ENTREPRISES & STRATÉGIES — Commerce

Cybersécurité

Cactus victime d’un ransomware particulier



Les dossiers informatiques du logiciel de caisse des trois magasins de Cactus auraient été chiffrés par un logiciel malveillant «customisable» pour obtenir une rançon. (Photo: Shutterstock)

Les dossiers informatiques du logiciel de caisse des trois magasins de Cactus auraient été chiffrés par un logiciel malveillant «customisable» pour obtenir une rançon. (Photo: Shutterstock)

Le groupe Cactus a rouvert ses trois magasins victimes d’une tentative de ransomware depuis mercredi dernier. Un cas particulier qui rappelle la nécessité de mettre ses logiciels à jour et de se méfier en temps de crise.

Mardi matin, les trois magasins Cactus visés depuis mercredi par une attaque informatique ont été rouverts. À Windhof, Bonnevoie et Merl, les hackers s’en seraient pris au système informatique des caisses. Cactus a porté plainte.

Selon différentes sources, l’enseigne luxembourgeoise aurait été attaquée par REvil, un RaaS, un logiciel malveillant «vendu» comme un service.

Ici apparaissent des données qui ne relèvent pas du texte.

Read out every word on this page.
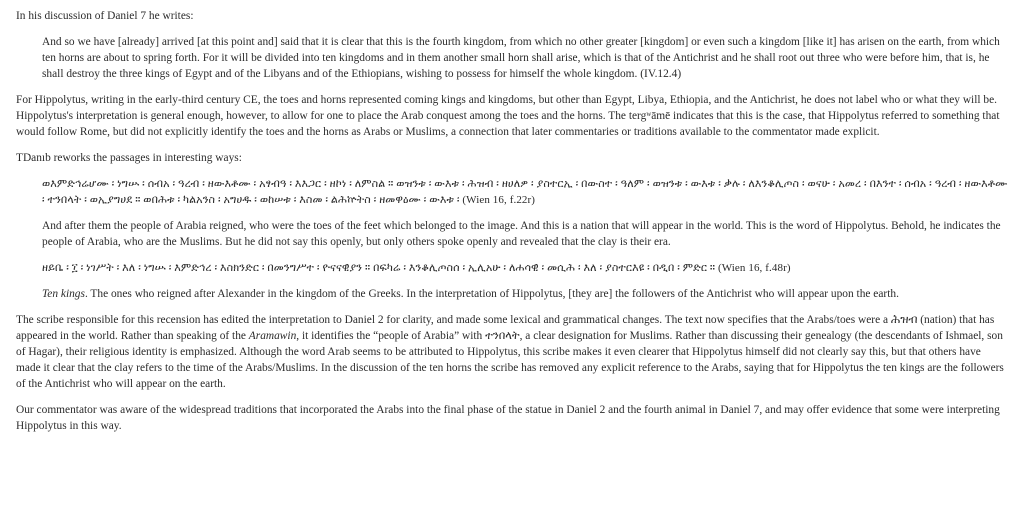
In his discussion of Daniel 7 he writes:

And so we have [already] arrived [at this point and] said that it is clear that this is the fourth kingdom, from which no other greater [kingdom] or even such a kingdom [like it] has arisen on the earth, from which ten horns are about to spring forth. For it will be divided into ten kingdoms and in them another small horn shall arise, which is that of the Antichrist and he shall root out three who were before him, that is, he shall destroy the three kings of Egypt and of the Libyans and of the Ethiopians, wishing to possess for himself the whole kingdom. (IV.12.4)

For Hippolytus, writing in the early-third century CE, the toes and horns represented coming kings and kingdoms, but other than Egypt, Libya, Ethiopia, and the Antichrist, he does not label who or what they will be. Hippolytus's interpretation is general enough, however, to allow for one to place the Arab conquest among the toes and the horns. The tergʷāmē indicates that this is the case, that Hippolytus referred to something that would follow Rome, but did not explicitly identify the toes and the horns as Arabs or Muslims, a connection that later commentaries or traditions available to the commentator made explicit.

TDanıb reworks the passages in interesting ways:

ወእምድኅሬሆሙ ፡ ነግሡ ፡ ሰብአ ፡ ዓረብ ፡ ዘውእቶሙ ፡ አፃብዓ ፡ እእጋር ፡ ዘኮነ ፡ ለምስል ። ወዝንቱ ፡ ውእቱ ፡ ሕዝብ ፡ ዘሀለዎ ፡ ያስተርኢ ፡ በውስተ ፡ ዓለም ፡ ወዝንቱ ፡ ውእቱ ፡ ቃሉ ፡ ለእንቆሊጦስ ፡ ወናሁ ፡ አመረ ፡ በእንተ ፡ ሰብአ ፡ ዓረብ ፡ ዘውእቶሙ ፡ ተንበላት ፡ ወኢያግሀደ ። ወበሕቱ ፡ ካልአንስ ፡ አግሀዱ ፡ ወከሠቱ ፡ እስመ ፡ ልሕኵትስ ፡ ዘመዋዕሙ ፡ ውእቱ ፡ (Wien 16, f.22r)

And after them the people of Arabia reigned, who were the toes of the feet which belonged to the image. And this is a nation that will appear in the world. This is the word of Hippolytus. Behold, he indicates the people of Arabia, who are the Muslims. But he did not say this openly, but only others spoke openly and revealed that the clay is their era.

ዘይቤ ፡ ፲ ፡ ነገሥት ፡ እለ ፡ ነግሡ ፡ እምድኅረ ፡ እስክንድር ፡ በመንግሥተ ፡ ዮናናዊያን ። በፍካሬ ፡ እንቆሊጦስሰ ፡ ኢሊአሁ ፡ ለሐሳዊ ፡ መሲሕ ፡ እለ ፡ ያስተርእዩ ፡ በዲበ ፡ ምድር ። (Wien 16, f.48r)

Ten kings. The ones who reigned after Alexander in the kingdom of the Greeks. In the interpretation of Hippolytus, [they are] the followers of the Antichrist who will appear upon the earth.

The scribe responsible for this recension has edited the interpretation to Daniel 2 for clarity, and made some lexical and grammatical changes. The text now specifies that the Arabs/toes were a ሕዝብ (nation) that has appeared in the world. Rather than speaking of the Aramawin, it identifies the “people of Arabia” with ተንበላት, a clear designation for Muslims. Rather than discussing their genealogy (the descendants of Ishmael, son of Hagar), their religious identity is emphasized. Although the word Arab seems to be attributed to Hippolytus, this scribe makes it even clearer that Hippolytus himself did not clearly say this, but that others have made it clear that the clay refers to the time of the Arabs/Muslims. In the discussion of the ten horns the scribe has removed any explicit reference to the Arabs, saying that for Hippolytus the ten kings are the followers of the Antichrist who will appear on the earth.

Our commentator was aware of the widespread traditions that incorporated the Arabs into the final phase of the statue in Daniel 2 and the fourth animal in Daniel 7, and may offer evidence that some were interpreting Hippolytus in this way.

Dès le 2 mai, la société d’intelligence économique spécialisée dans la cybersécurité, Cybel, avait publié un post en ce sens .

38 millions de rançons déjà payées dans le monde

Le logiciel malveillant est personnalisable jusqu’à un certain niveau, selon l’opérateur néerlandais de télécommunications KPN, qui recense plus de 150.000 infections dans 148 versions du logiciel.

C’est la raison pour laquelle il est très difficile d’avoir une idée plus précise de la rançon demandée. Elle peut aller de 1.000 à 2.000 dollars jusqu’à plus d’un million de dollars. Les hackers auraient déjà extorqué plus de 38 millions de dollars à des sociétés, soit en moyenne 260.000 dollars par attaque, selon KPN, alors qu’un autre rapport place le curseur plutôt autour de 48.000 dollars. Pour Coveware, la rançon moyenne a doublé entre les deux derniers trimestres de 2019, passant de 41.198 à 84.116 dollars.

REvil est un ransomware dont la particularité est de ne pas avoir besoin d’intervention humaine pour pénétrer dans un système d’exploitation. Il utilise, depuis qu’il a été découvert il y a un an , des vulnérabilités qui n’ont pas été correctement corrigées sur une plate-forme d’applications en langage Java pour les entreprises.

Si Oracle WebLogic a indiqué avoir patché sa plate-forme le 26 avril 2019, derrière, tous ceux qui l’utilisent directement ou indirectement doivent vérifier que c’est le cas.

La logique est la même quand, dans votre smartphone, Apple vous invite à effectuer les mises à jour. Quelques-unes correspondent à des mises à jour des développeurs d’applications qui sont utilisées, d’autres pour «patcher» des problèmes de sécurité. Ne pas le faire est s’exposer à des ennuis.

Le Covid-19 dope les menaces

La crise est venue perturber l’ordre des choses. Non seulement la panique s’est emparée d’un certain nombre d’opérateurs, mais les hackers jouent sur la peur et le manque d’habitude des salariés à distance pour multiplier les tentatives de phishing et de logiciels malveillants, a alerté Europol, début avril .

92% des experts interrogés par l’Isaca  prédisent une croissance exponentielle des attaques en tout genre. Avec une autre épée de Damoclès: les logiciels malveillants installés pendant la crise et qui resteront discrètement installés pour voler des données et observer en attendant de sévir plus tard.

Lundi soir, à l’occasion d’un webinar, le directeur de Securitymadein.lu, Pascal Steichen , a appelé, comme d’autres experts réunis autour de lui, à la poursuite de l’éducation aux risques liés à la cybersécurité dans les entreprises.